C’est peut-être même le cas de Philippe Pemezec qui n’a peut-être pas trop compris (ou plutôt voulu comprendre) qu’un étranger qui ferait un excellent concitoyen peut arriver pauvre sur sa commune.

D’un autre côté, on peut admettre (de fait, on le fait) qu’un élu, mettons, de gauche, ou d’une certaine droite humaniste, ne veuille pas trop voir se constituer des ghettos communautaristes sur sa commune, voire nourrisse quelques préjugés (de diverses natures), quant à la capacité d’intégration des uns et des autres. Question de dosage plus que de grands principes : le pragmatisme finit souvent par l’emporter. En mettant souvent en œuvre non pas « la » solution, mais diverses ébauches de possibles solutions.

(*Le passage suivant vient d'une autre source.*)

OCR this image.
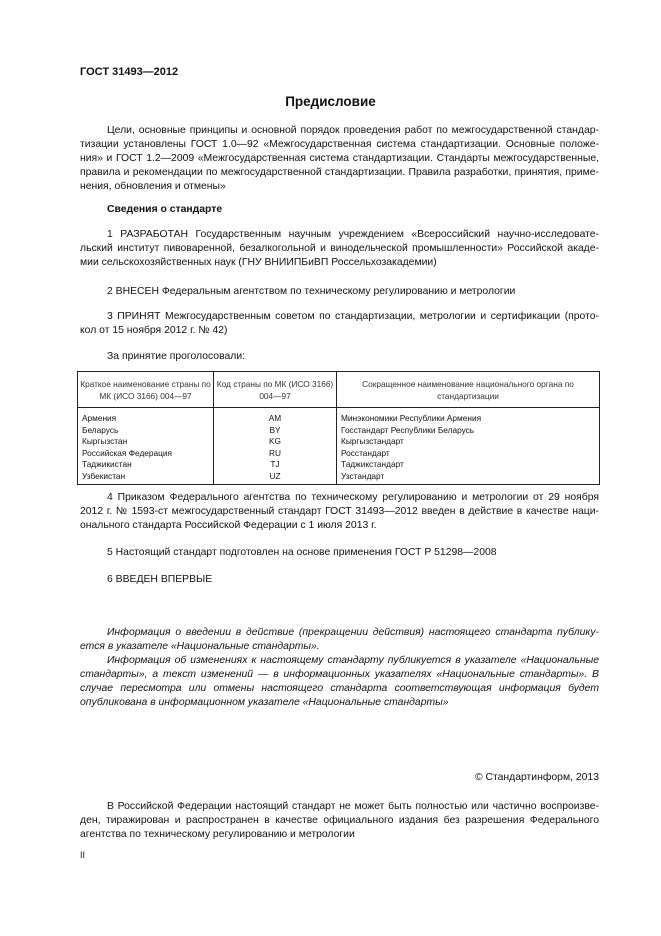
ГОСТ 31493—2012
Предисловие
Цели, основные принципы и основной порядок проведения работ по межгосударственной стандар-
тизации установлены ГОСТ 1.0—92 «Межгосударственная система стандартизации. Основные положе-
ния» и ГОСТ 1.2—2009 «Межгосударственная система стандартизации. Стандарты межгосударственные,
правила и рекомендации по межгосударственной стандартизации. Правила разработки, принятия, приме-
нения, обновления и отмены»
Сведения о стандарте
1 РАЗРАБОТАН Государственным научным учреждением «Всероссийский научно-исследовате-
льский институт пивоваренной, безалкогольной и винодельческой промышленности» Российской акаде-
мии сельскохозяйственных наук (ГНУ ВНИИПБиВП Россельхозакадемии)
2 ВНЕСЕН Федеральным агентством по техническому регулированию и метрологии
3 ПРИНЯТ Межгосударственным советом по стандартизации, метрологии и сертификации (прото-
кол от 15 ноября 2012 г. № 42)
За принятие проголосовали:
Краткое наименование страны по МК (ИСО 3166) 004—97	Код страны по МК (ИСО 3166) 004—97	Сокращенное наименование национального органа по стандартизации
Армения	AM	Минэкономики Республики Армения
Беларусь	BY	Госстандарт Республики Беларусь
Кыргызстан	KG	Кыргызстандарт
Российская Федерация	RU	Росстандарт
Таджикистан	TJ	Таджикстандарт
Узбекистан	UZ	Узстандарт
4 Приказом Федерального агентства по техническому регулированию и метрологии от 29 ноября
2012 г. № 1593-ст межгосударственный стандарт ГОСТ 31493—2012 введен в действие в качестве наци-
онального стандарта Российской Федерации с 1 июля 2013 г.
5 Настоящий стандарт подготовлен на основе применения ГОСТ Р 51298—2008
6 ВВЕДЕН ВПЕРВЫЕ
Информация о введении в действие (прекращении действия) настоящего стандарта публику-
ется в указателе «Национальные стандарты».
Информация об изменениях к настоящему стандарту публикуется в указателе «Национальные
стандарты», а текст изменений — в информационных указателях «Национальные стандарты». В
случае пересмотра или отмены настоящего стандарта соответствующая информация будет
опубликована в информационном указателе «Национальные стандарты»
© Стандартинформ, 2013
В Российской Федерации настоящий стандарт не может быть полностью или частично воспроизве-
ден, тиражирован и распространен в качестве официального издания без разрешения Федерального
агентства по техническому регулированию и метрологии
II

Mais le véritable critère d’acceptation est de fait beaucoup plus souvent le revenu couplé à l’éducation et à la formation, même si des pauvres sachant rester « à leur place » seront parfois préférés à de nouveaux riches peu supportables.

Comment intégrer ?

À Niort par exemple, naguère plus qu’antan, avant d’égorger le mouton dans la baignoire du HLM, c’était le cochon. Davantage que le musulman poussant le son d’une musique orientale, c’était le braillard aviné au pinard qui dérangeait. L’exode rural s’est accompagné d’un afflux massif dans diverses communes urbaines avec divers corollaires pas toujours plaisants.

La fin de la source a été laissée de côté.